Paul West shows us how to enjoy an oyster that is freshly shucked from the shell.
Oysters are one of the oceans most prized delicacies and Australians consume tonnes of them every year.
Most people will tell you that the best way to enjoy an oyster is freshly shucked from the shell, and River Cottage Australia’s Paul West shows you how it’s done.
- Oyster Shucker – these are short bladed, blunt knives used to pry the shell open.

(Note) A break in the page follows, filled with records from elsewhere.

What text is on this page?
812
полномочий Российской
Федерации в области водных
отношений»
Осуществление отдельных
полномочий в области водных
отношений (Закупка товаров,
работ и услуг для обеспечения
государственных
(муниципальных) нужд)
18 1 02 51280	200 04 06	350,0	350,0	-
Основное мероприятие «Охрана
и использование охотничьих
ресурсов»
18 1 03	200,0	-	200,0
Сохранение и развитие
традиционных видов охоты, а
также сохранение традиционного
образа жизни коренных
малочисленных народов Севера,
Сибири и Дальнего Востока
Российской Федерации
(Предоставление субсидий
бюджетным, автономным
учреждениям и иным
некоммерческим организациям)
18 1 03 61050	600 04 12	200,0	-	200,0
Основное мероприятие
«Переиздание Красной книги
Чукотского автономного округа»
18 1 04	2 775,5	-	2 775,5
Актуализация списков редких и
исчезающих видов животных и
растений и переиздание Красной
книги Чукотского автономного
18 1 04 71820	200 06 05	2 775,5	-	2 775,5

They can be purchased from fish mongers, knife stores and specialty homewares stores and commercial kitchen supplies stores.
- Chopping board and a damp tea towel – place a damp tea towel underneath the board to prevent slipping as you’ll be placing considerable downward force when shucking the oysters.
- A second tea-towel – to grip the oyster and to protect your hands and fingers in case the oyster shucker slips during shucking.
- A bowl for the discarded flat shells.
- A plate to serve the shucked oysters.
- Fold your tea-towel in half lengthways and then fold that again in half lengthways. Then fold it in half again by bringing one end up to meet the other end and place it flat down on the board in front of you so that the folded end is on your left.
- Place the oyster a couple of inches inside the right side edge of the tea-towel with the pointed end facing your right hand and the flat part of the shell facing upwards. Then fold the left hand side of the tea-towel over the oyster.
- Place your left hand on top of the left end of the tea-towel so that you can feel the oyster underneath it and then fold it back over the top of your left hand to protect it in case the shucker slips.
- Holding the oyster down with your left hand (now protected by the tea-towel), take the shucker in your right hand and with the point of it, place firmly into the pointed end of the shell where there is a small gap between the cupped part of the shell (on the bottom) and the flat part of the shell (facing upwards).
- Gently but firmly rock the point of the shucker back and forth until each part of the shell starts to come apart at the joint and the blade of the shucker is inserted into the oyster.
- Using the full blade, lever across the oyster towards your left hand to pry apart the top flat part of the shell from the bottom cupped part of the shell until it comes off completely. Discard the lid.
- Find where the oyster is attached to the shell and with the flat part of the blade cut the oyster away, making sure not to damage the oyster.
- Turn the oyster over on the shell and try not to spill or lose any of the natural juice; there is so much flavour in it.
- Repeat the process with the remaining oysters, after a few you’ll really start to get the hang of it.
- Arrange the oysters on a plate and drizzle with a little freshly squeezed lemon juice or just serve as they are.
- There are many dipping sauces you can accompany with the oysters, the internet is a great source of ideas..
- OYSTER FACTS:
- There are only two main species of food Oysters: Ostreinae and Crassostreinae, or put more simply, flat and cupped. This distinction however, can get confused as oyster shells are generally shaped by the surface on which they grow.
- Australia has three main Oysters, two ‘cupped’ – Sydney Rock oysters and Pacific oysters and one ‘flat’ native oyster.
- Sydney Rock oysters (Saccostrea glomerata) are native to Australia and sometimes called western rock Oysters if farmed in Albany, Western Australia. They can be distinguished from Pacifics by their triangular-shaped, smoother shells and the pale edge (mantle) of their actual meat. They are generally also smaller (6-8cm), and milder tasting, than Pacifics.
- Pacific Oysters (Crassostrea gigas), also called Coffin Bay or Japanese Oysters, were introduced to Tasmania from their native Japan in the 1940s and are now also grown in South Australia and in NSW in Port Stephens, Hawkesbury River and Georges River.
- Native Oysters (Ostrea angasi), also called angasi, mud, or Port Lincoln Oysters, are a flat Oyster endemic to southern Australia but now quite scarce. They have recently had resurgence of popularity, especially on top restaurant menus, and are grown on the southern coast of NSW around Bermagui and Merimbula. As a flat Oyster, they have quite a different flavour and texture to Pacifics and Rocks.